We thanked Shadiz, gathered our bundles, and left. This time my bodyguard kept surveying every passerby our entire way back through the medina but neither cyclist made another appearance. Still, any little thing made me uneasy now. They were in Marrakech, I was sure of it, and every robed man, every veiled woman, could be one of them. What would they do next?
“They must know where we’re staying,” I whispered as we crossed the stinky chicken courtyard heading for th
e riad. “That may be one of them I heard chinking away last night.”
“Yeah, maybe. From what you’ve told me, they must know you’re here if your stuff was bugged and everything. We just have to make sure they don’t get to the booty before us.”
Which wasn’t going to be easy. Back at the riad, Ingram met us at the door, relieved to see my bandaged hand and that we’d had such a good shopping episode. Though we insisted that we were just going to relax indoors for the rest of the afternoon, he and Mohammed were so attentive that it was challenging getting down to serious investigation without being observed. And then there was the housekeeping staff busy mopping the tiles and cleaning the rooms.
Finally, we resolved on a room-by-room assessment with at least one of us posted at the door at all times. “We’ll make like we’re playing chess together or something, you know, new best buds,” Peaches said. “Let me go have a shower and change into my stretchies. Then we can get down to work.”
“We should start upstairs and work down,” I whispered.
“I know you heard chipping up there last night but nobody in their right mind is going to hide something for seven hundred years on a roof,” Peaches pointed out. “That thing would have been repaired and then repaired some more, as in multiple times. Whatever’s hidden here has to be on the floor level. That’s why I chose the lower bedroom.”
I saw her logic. “Fine, we’ll start in the library.” I held my phone before her eyes. “See this? No ordinary phone, this. Evan provided a cheat sheet for all its special features and I’m sure he mentioned something about an X-ray app.”

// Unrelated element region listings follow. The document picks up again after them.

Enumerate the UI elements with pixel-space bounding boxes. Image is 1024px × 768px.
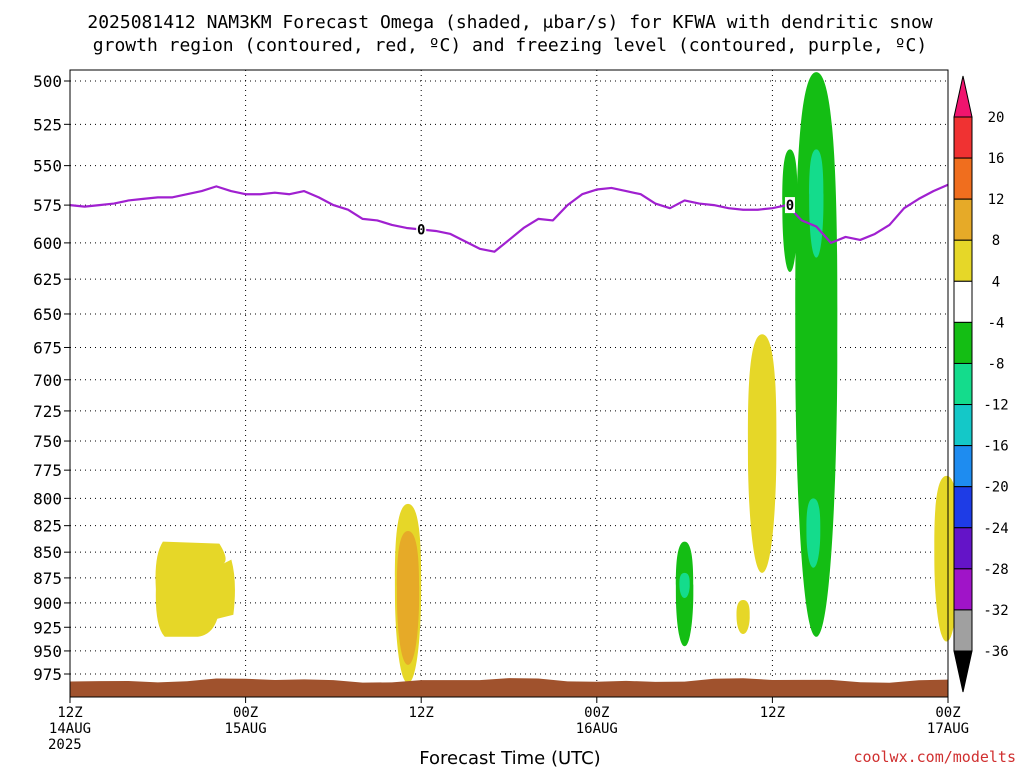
colorbar-label: 8 — [992, 233, 1000, 249]
y-tick-label: 750 — [33, 432, 62, 451]
x-tick-label: 15AUG — [225, 721, 267, 737]
colorbar-box — [953, 404, 973, 447]
contour-label-bg — [416, 221, 427, 238]
colorbar-box — [953, 321, 973, 364]
colorbar-box — [953, 568, 973, 611]
x-tick-label: 16AUG — [576, 721, 618, 737]
x-tick-label: 2025 — [48, 737, 82, 753]
colorbar-box — [953, 198, 973, 241]
freezing-level-contour: 00 — [69, 183, 949, 253]
colorbar-label: -32 — [983, 603, 1008, 619]
omega-region — [809, 149, 824, 258]
x-tick-label: 00Z — [233, 705, 258, 721]
colorbar-label: 4 — [992, 274, 1000, 290]
contour-label-bg — [784, 197, 795, 214]
omega-shading — [155, 72, 959, 684]
y-tick-label: 975 — [33, 665, 62, 684]
freezing-level-line — [69, 183, 949, 253]
colorbar-label: -36 — [983, 644, 1008, 660]
colorbar-box — [953, 609, 973, 652]
y-tick-label: 500 — [33, 72, 62, 91]
omega-region — [679, 572, 690, 598]
x-tick-label: 00Z — [584, 705, 609, 721]
contour-label: 0 — [417, 222, 425, 238]
y-tick-label: 575 — [33, 196, 62, 215]
y-tick-label: 950 — [33, 642, 62, 661]
colorbar-label: 20 — [988, 110, 1005, 126]
x-tick-label: 00Z — [935, 705, 960, 721]
y-tick-label: 925 — [33, 618, 62, 637]
y-tick-label: 650 — [33, 305, 62, 324]
omega-region — [736, 599, 750, 634]
x-tick-label: 17AUG — [927, 721, 969, 737]
x-tick-label: 14AUG — [49, 721, 91, 737]
x-tick-label: 12Z — [409, 705, 434, 721]
omega-region — [806, 498, 821, 568]
x-tick-label: 12Z — [760, 705, 785, 721]
y-tick-label: 675 — [33, 338, 62, 357]
x-tick-label: 12Z — [57, 705, 82, 721]
terrain-fill — [70, 678, 948, 697]
contour-label: 0 — [786, 198, 794, 214]
colorbar-label: 16 — [988, 151, 1005, 167]
colorbar-label: -4 — [988, 315, 1005, 331]
y-axis: 500 525 550 575 600 625 650 675 700 725 750 775 800 8… — [33, 72, 70, 684]
colorbar-box — [953, 527, 973, 570]
omega-region — [747, 334, 777, 573]
colorbar-label: -24 — [983, 521, 1008, 537]
y-tick-label: 725 — [33, 402, 62, 421]
x-axis-label: Forecast Time (UTC) — [419, 748, 600, 768]
colorbar-label: 12 — [988, 192, 1005, 208]
colorbar: 20 16 12 8 4 -4 -8 -12 -16 -20 -24 -28 -32 -36 — [953, 75, 1009, 693]
colorbar-bottom-triangle — [953, 650, 973, 693]
colorbar-top-triangle — [953, 75, 973, 118]
y-tick-label: 825 — [33, 517, 62, 536]
y-tick-label: 550 — [33, 157, 62, 176]
colorbar-box — [953, 157, 973, 200]
y-tick-label: 800 — [33, 489, 62, 508]
y-tick-label: 850 — [33, 543, 62, 562]
terrain-band — [70, 678, 948, 697]
y-tick-label: 600 — [33, 234, 62, 253]
chart-title-line2: growth region (contoured, red, ºC) and f… — [93, 35, 927, 56]
y-tick-label: 900 — [33, 594, 62, 613]
colorbar-box — [953, 445, 973, 488]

“Are you kidding me?” she said, plucking it from my hands. “Never saw an X-ray app on iTunes.”
“And you won’t. The man’s a genius. He invents all these fabulous effects in his spare time, when he’s not protecting Rupert and reading, that is. Anyway, meet me back in the library once you’ve freshened up.”
I retrieved my phone and took off to my bedroom to read the cheat sheet. I stared at the pages and pages of tiny print script, totally befuddled. Where I expected bullets and point form, there were paragraphs and diagrams. I shook my head, stuffing the pages back into my bag until later. Next, I started to unpack my treasures and was applying an argan cream to my parched skin when my phone pinged. Nicolina. I found something important in the documents. Having it couriered to the riad today.